Designers now have a new flow available to help them get these tricky domain crossings right. Mentor’s Questa CDC solution supports a new concept in UPF 2.0 and UPF 2.1 called the power supply set(not to be confused with the power supply net). This is a power network grouping option that allows designers to define and test the power distribution network earlier in the project cycle before the power distribution network has been implemented. So you don’t need to know the physical implementation yet. Using the supply set, I can define the power domain at the RTL level early in the design cycle without knowing which voltage or power supply net it is actually connected to. So you can verify this regardless of how the supply net will be implemented.

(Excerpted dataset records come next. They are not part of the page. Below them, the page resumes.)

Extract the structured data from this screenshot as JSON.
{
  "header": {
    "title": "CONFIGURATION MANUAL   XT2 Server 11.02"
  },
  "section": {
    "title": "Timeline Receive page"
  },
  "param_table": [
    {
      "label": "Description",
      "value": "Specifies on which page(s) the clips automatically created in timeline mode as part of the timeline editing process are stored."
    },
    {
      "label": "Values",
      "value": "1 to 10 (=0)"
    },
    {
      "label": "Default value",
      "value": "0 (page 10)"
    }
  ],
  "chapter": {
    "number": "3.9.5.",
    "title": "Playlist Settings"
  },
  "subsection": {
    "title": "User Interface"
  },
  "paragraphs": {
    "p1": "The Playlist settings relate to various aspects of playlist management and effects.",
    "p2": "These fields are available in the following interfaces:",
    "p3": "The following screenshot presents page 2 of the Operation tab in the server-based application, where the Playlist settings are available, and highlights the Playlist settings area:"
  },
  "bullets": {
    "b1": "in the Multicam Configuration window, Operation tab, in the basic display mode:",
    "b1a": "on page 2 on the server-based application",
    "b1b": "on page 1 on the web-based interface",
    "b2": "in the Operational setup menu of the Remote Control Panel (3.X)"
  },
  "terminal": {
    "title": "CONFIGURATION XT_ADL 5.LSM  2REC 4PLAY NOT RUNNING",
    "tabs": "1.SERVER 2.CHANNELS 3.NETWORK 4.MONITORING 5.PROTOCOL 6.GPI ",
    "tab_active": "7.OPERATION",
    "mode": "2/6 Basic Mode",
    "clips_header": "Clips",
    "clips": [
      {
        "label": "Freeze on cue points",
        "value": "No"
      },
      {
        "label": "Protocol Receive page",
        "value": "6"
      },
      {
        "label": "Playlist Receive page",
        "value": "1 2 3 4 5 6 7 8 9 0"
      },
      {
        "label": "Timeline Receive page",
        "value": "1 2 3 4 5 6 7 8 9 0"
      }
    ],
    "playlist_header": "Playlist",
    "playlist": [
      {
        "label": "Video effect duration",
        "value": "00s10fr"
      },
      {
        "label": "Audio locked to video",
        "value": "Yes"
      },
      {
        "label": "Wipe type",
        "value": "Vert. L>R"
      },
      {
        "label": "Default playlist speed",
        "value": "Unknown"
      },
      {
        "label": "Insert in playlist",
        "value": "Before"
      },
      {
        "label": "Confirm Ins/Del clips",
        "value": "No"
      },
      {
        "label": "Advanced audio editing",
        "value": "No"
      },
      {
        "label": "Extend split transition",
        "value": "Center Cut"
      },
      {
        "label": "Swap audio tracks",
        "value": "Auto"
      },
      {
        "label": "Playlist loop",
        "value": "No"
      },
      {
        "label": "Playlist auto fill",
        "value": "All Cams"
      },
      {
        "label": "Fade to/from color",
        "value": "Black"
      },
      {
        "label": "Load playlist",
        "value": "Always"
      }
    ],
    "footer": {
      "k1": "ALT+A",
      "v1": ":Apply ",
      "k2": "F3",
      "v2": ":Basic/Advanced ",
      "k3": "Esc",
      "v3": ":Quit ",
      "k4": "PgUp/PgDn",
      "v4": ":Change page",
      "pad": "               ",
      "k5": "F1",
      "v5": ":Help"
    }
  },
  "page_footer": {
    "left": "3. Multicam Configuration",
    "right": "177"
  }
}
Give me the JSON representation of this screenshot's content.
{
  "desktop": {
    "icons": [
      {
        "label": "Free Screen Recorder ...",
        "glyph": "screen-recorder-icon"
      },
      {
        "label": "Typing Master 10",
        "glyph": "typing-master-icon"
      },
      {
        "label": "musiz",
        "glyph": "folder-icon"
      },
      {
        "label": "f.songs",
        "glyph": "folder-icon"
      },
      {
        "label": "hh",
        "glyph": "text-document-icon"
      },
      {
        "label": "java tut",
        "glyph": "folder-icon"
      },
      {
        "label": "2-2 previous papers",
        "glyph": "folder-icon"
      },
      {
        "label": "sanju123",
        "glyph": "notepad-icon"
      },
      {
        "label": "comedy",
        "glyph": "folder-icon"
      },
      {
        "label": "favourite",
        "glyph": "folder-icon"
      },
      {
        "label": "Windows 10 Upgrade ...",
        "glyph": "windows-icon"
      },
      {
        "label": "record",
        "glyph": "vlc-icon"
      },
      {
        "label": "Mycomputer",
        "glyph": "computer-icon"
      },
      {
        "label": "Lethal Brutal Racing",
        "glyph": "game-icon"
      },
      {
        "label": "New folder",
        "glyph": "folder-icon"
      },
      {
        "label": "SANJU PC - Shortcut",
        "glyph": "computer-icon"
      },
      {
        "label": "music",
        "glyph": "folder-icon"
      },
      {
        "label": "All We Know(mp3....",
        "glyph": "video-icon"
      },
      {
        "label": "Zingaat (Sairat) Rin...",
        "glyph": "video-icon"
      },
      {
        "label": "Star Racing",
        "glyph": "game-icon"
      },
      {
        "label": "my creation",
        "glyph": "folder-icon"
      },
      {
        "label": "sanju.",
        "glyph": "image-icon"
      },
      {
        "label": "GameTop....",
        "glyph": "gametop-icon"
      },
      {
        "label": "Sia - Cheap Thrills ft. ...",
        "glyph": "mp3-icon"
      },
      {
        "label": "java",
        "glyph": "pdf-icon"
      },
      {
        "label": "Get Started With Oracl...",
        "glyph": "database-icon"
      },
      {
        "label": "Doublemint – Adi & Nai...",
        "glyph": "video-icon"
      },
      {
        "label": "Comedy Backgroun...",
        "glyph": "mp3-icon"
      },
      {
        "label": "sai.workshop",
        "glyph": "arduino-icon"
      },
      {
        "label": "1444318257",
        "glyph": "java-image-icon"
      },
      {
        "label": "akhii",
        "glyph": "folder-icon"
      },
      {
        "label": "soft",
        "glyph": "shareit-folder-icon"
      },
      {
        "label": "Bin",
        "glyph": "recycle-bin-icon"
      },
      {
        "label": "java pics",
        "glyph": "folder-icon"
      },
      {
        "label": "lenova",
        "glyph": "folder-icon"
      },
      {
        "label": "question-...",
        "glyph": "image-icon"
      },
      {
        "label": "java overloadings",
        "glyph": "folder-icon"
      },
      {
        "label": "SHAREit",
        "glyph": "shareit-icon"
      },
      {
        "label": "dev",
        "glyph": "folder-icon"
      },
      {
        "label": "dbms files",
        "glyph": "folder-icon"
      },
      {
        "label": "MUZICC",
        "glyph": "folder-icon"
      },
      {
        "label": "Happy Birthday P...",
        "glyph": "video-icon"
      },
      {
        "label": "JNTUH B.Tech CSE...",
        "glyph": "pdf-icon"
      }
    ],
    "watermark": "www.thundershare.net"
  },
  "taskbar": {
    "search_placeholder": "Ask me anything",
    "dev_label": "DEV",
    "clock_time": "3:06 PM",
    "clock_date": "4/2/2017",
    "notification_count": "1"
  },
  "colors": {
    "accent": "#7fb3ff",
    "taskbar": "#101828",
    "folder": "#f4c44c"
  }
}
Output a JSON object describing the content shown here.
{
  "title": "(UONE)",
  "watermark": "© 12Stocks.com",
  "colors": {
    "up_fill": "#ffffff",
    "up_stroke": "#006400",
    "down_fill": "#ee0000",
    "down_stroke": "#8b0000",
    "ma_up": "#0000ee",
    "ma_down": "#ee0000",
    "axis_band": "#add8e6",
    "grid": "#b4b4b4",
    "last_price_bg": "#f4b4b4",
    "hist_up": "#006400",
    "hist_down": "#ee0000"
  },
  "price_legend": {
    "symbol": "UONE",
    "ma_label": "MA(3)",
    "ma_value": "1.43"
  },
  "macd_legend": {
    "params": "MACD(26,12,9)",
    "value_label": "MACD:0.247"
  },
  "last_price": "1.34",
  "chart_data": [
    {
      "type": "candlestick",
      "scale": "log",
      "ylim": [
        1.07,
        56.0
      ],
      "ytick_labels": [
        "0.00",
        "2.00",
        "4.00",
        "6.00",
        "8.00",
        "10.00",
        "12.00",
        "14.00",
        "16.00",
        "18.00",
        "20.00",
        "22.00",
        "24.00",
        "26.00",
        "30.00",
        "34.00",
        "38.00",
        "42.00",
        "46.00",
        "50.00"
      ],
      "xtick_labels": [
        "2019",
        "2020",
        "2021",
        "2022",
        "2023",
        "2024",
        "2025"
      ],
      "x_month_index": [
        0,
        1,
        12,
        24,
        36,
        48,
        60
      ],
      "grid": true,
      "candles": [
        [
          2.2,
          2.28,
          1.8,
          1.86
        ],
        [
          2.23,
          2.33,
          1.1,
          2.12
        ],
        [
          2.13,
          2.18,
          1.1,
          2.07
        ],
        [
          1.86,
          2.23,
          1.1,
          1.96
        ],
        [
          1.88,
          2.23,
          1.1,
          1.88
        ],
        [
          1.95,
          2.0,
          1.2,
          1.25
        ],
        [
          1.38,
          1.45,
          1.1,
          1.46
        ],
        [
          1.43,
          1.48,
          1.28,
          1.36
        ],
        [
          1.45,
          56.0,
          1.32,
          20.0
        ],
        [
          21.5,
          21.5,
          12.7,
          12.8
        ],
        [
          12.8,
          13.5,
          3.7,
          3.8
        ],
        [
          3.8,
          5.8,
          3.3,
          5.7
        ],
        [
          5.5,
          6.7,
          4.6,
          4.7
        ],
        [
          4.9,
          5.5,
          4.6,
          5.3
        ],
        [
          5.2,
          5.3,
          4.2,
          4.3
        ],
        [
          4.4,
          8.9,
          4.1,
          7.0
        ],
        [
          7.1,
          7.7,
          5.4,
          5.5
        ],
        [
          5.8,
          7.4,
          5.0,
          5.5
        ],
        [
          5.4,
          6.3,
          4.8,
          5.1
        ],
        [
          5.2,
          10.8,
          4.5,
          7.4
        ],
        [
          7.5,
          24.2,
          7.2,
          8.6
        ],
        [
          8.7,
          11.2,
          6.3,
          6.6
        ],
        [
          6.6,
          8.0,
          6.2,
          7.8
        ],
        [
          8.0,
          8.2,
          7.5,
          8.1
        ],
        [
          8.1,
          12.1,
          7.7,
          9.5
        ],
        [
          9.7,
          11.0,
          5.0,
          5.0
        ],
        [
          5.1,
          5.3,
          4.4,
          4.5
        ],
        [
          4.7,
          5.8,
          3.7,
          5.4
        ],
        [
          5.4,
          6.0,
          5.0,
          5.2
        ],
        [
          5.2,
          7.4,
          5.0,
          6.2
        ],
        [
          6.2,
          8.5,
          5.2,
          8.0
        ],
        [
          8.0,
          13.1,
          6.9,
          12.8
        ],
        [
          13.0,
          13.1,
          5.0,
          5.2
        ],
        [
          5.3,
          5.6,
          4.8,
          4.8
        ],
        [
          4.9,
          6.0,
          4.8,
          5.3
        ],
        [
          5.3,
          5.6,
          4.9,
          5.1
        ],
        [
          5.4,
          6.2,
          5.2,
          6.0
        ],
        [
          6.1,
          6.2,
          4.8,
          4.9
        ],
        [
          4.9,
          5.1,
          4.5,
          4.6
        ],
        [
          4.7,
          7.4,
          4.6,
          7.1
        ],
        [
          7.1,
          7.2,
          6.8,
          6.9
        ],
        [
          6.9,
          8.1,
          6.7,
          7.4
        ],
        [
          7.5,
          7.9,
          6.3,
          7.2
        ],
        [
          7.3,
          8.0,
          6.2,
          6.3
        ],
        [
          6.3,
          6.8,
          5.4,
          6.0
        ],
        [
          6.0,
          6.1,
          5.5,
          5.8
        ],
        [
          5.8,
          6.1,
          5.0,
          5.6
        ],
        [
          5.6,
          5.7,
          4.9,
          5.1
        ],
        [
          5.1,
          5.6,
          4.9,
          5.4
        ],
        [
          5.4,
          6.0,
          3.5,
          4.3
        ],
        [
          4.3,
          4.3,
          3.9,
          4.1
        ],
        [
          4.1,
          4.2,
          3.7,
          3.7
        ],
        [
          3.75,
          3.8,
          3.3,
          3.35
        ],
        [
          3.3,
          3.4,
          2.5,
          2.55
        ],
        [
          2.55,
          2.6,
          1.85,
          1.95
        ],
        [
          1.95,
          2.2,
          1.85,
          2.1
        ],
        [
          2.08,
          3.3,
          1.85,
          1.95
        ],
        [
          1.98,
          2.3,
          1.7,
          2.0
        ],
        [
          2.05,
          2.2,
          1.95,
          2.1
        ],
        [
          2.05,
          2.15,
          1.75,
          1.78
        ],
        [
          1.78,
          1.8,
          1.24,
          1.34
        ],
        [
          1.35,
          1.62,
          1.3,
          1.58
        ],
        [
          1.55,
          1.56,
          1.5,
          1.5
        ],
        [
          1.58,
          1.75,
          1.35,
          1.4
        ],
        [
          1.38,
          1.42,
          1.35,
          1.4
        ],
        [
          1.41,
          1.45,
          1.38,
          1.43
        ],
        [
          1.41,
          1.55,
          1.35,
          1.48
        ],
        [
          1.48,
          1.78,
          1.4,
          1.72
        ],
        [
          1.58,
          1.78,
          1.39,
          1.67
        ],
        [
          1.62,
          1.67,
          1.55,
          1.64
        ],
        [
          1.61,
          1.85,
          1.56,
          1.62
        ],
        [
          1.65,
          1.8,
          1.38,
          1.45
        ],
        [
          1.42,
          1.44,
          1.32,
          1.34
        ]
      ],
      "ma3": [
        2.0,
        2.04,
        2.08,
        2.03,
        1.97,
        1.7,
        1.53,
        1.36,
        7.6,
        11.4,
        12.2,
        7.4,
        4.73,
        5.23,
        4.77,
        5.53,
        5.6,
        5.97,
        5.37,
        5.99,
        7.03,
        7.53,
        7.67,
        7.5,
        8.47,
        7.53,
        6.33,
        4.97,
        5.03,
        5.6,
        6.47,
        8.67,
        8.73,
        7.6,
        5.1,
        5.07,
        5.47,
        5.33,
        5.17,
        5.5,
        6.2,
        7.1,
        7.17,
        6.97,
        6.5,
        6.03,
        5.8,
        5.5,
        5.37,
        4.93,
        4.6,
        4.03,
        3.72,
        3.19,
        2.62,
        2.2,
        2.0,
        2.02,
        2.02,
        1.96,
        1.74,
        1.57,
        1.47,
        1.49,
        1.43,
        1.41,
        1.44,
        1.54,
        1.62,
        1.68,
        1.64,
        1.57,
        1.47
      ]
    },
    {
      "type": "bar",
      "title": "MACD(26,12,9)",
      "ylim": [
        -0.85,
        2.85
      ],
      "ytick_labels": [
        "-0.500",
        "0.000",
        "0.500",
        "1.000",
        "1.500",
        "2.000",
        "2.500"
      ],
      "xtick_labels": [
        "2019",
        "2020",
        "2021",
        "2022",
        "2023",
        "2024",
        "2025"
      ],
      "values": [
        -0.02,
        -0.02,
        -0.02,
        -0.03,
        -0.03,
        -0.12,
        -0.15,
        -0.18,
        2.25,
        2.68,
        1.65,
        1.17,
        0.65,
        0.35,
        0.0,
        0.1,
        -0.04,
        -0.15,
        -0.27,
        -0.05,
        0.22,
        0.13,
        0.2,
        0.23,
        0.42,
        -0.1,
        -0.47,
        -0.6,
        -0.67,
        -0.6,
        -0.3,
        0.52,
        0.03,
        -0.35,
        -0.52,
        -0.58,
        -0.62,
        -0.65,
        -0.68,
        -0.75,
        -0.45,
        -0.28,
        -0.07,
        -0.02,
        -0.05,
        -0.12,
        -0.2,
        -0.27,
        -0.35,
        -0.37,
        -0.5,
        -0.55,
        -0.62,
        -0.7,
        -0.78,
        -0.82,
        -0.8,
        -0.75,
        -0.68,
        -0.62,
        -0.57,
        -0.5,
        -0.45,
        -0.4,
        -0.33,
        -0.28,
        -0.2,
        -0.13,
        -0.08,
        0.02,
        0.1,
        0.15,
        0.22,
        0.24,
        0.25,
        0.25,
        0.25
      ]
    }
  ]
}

The new power distribution network in UPF 2.1 is an example of the successive refinement methodology you’ve been talking about in your blogs, Ellie. In this context, the power network can be incrementally built over the duration of the project cycle by the different design project teams. The block and system designers can begin to verify the power management logic before the power distribution network has been implemented, then the final power management logic verification will occur later in the design flow when the physical designers add the power distribution network.

That’s very useful because when you are integrating multiple IP together, every IP can come with its own supply set. Now when you integrate, you can look at the supply set at the IP level and start finding a common ground to satisfy all the supply sets. And then you can design the supply net.

When we do the verification, we can now actually look at the supply set and figure out, by looking at the supply set, how many power domains you have in your design. Using the supply set information you can make sure the design can support those power domains later on. You use the supply set to verify whether your clock and reset trees were partitioned correctly. Once you have the tree information refined, you can run the CDC analysis using Questa CDC.

Our customers have already had success using our CDC solution in production. For example, AMD presented a Power Aware CDC (PA-CDC) verification paper at DAC in 2014. One of the things they uncovered was that control signals were not synchronized. They reported that complete PA-CDC checking at the RTL allowed them to find issues earlier in the design cycle and make turnaround times faster, and they used the PA-CDC flow to double check their generated UPF files against the RTL design.

Thank you, Ping, for giving us a quick insight into the effects of advanced low power management techniques on CDC design and verification. For those wanting to learn more, please check out the new whitepaper, Power Aware CDC Verification of Dynamic Frequency and Voltage Scaling (DVFS) Artifacts, which was presented at DVCon Europe 2015.

I’ll see you next year when we talk about what to look for in a low power debugging flow.